Oil & Gas Science and Technology - Rev. IFP Energies nouvelles
Volume 73, 2018
Numéro d'article 68
Nombre de pages 16
DOI https://doi.org/10.2516/ogst/2018065
Publié en ligne 3 décembre 2018

© G. Soares Oliveira et al., published by IFP Energies nouvelles, 2018

Licence Creative Commons
This is an Open Access article distributed under the terms of the Creative Commons Attribution License (http://creativecommons.org/licenses/by/4.0), which permits unrestricted use, distribution, and reproduction in any medium, provided the original work is properly cited.

1 Introduction

An essential step in reservoir modeling is the characterization of petrophysical properties in the reservoir. Due to scarce data and reservoir complexity, a large uncertainty is present in the process, resulting in wide production variability. In order to minimize the misfit between production and history data a calibration is necessary with a process known as history matching or data assimilation. The resulting matched models can then be used production forecast and decision analysis.

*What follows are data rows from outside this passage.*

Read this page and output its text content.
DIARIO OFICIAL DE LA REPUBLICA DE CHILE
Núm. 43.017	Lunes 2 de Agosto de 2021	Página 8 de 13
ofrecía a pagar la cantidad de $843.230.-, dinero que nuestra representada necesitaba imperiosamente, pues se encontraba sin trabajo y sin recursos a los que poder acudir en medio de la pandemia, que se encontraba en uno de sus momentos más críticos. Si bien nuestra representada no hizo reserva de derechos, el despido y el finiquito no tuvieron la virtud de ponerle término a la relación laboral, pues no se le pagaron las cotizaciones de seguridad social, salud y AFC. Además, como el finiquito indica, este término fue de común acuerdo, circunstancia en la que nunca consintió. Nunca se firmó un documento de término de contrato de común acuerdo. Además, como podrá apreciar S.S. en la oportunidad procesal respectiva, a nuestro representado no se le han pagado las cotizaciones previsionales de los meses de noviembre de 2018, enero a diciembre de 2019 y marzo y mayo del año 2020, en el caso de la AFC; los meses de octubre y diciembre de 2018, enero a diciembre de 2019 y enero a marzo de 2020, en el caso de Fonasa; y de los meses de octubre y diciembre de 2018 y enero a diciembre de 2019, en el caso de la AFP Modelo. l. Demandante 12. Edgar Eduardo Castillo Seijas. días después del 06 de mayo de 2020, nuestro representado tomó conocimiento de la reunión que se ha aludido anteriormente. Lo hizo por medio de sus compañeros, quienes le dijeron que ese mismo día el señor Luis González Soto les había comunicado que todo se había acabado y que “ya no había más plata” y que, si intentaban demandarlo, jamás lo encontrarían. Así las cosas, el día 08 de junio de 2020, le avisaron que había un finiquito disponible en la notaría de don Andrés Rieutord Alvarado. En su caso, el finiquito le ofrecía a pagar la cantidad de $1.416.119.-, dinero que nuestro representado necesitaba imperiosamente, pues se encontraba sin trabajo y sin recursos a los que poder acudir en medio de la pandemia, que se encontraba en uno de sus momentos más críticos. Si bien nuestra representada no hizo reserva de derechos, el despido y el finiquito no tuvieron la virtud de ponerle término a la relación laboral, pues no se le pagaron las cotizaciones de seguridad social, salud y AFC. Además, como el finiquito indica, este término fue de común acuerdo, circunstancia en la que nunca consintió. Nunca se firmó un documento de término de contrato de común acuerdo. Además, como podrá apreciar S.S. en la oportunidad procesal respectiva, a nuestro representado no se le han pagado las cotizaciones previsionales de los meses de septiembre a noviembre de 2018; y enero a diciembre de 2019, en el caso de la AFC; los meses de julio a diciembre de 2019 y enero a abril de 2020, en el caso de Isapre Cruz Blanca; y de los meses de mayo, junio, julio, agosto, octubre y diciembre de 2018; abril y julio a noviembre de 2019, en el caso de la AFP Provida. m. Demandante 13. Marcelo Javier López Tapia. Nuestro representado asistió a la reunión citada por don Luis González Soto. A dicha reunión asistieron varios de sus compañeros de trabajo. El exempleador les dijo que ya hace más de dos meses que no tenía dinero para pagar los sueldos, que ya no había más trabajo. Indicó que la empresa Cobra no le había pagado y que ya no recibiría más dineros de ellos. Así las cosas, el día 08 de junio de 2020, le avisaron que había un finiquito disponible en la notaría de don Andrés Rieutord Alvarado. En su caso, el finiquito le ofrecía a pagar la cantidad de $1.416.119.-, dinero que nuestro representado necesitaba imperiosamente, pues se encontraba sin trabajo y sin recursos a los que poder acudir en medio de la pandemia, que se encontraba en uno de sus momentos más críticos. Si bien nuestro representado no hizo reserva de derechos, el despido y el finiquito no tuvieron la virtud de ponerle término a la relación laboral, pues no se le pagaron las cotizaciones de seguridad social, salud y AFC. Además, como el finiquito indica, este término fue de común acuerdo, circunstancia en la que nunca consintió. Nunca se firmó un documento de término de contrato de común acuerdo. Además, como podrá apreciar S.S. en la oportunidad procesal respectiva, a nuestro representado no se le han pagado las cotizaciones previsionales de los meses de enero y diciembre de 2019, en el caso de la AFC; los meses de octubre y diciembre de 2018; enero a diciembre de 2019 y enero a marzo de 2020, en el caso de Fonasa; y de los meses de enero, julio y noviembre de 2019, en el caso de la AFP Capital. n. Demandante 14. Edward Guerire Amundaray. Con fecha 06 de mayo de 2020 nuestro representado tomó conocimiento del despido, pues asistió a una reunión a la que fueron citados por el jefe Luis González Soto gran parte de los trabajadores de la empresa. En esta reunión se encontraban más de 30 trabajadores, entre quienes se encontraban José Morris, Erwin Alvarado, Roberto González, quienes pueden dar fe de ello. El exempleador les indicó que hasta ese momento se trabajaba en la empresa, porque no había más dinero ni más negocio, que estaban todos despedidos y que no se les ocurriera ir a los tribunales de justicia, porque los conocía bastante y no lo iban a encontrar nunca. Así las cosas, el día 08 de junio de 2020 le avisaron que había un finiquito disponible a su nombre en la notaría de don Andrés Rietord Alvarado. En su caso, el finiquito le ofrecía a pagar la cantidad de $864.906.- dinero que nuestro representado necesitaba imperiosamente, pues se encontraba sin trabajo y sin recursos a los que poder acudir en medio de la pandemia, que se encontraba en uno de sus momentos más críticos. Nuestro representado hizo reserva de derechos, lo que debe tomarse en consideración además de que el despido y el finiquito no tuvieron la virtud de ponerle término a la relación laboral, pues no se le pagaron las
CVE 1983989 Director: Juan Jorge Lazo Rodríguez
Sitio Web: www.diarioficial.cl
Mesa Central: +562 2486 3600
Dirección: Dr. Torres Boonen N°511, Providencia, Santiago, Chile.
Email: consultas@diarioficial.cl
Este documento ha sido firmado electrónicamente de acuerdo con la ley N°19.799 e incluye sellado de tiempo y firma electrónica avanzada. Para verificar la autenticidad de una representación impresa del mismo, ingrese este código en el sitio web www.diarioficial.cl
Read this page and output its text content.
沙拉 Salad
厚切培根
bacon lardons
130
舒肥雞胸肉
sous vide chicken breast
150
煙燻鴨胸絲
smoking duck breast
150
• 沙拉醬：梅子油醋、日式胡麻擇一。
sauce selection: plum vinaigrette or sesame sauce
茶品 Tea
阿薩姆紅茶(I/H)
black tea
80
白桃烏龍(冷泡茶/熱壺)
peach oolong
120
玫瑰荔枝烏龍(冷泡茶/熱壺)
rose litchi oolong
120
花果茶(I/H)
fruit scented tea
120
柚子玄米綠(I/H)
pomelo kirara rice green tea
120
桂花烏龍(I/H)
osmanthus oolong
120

History matching is an iterative process that changes the reservoir model with the objective of decreasing the misfit between production and history data. This misfit can be measured using the concept of objective function, that represents the normalized misfit between simulated and history data, allowing the comparison between different dynamic data types (e.g. pressure and rates).

While deterministic history matching creates a single model, probabilistic history matching creates a set of models that, although fitted to the history data, may provide different production forecasts. The central idea of probabilistic approach is to use observed data to condition the process of reducing reservoir parameter uncertainties, such as porosity, permeability, for example. Due to the multiple possible answers to match the data, a single model (deterministic approach) is no longer a goal and instead, a probabilistic history matching is preferable in order to allow uncertainty quantification which will help reservoir management and decision making.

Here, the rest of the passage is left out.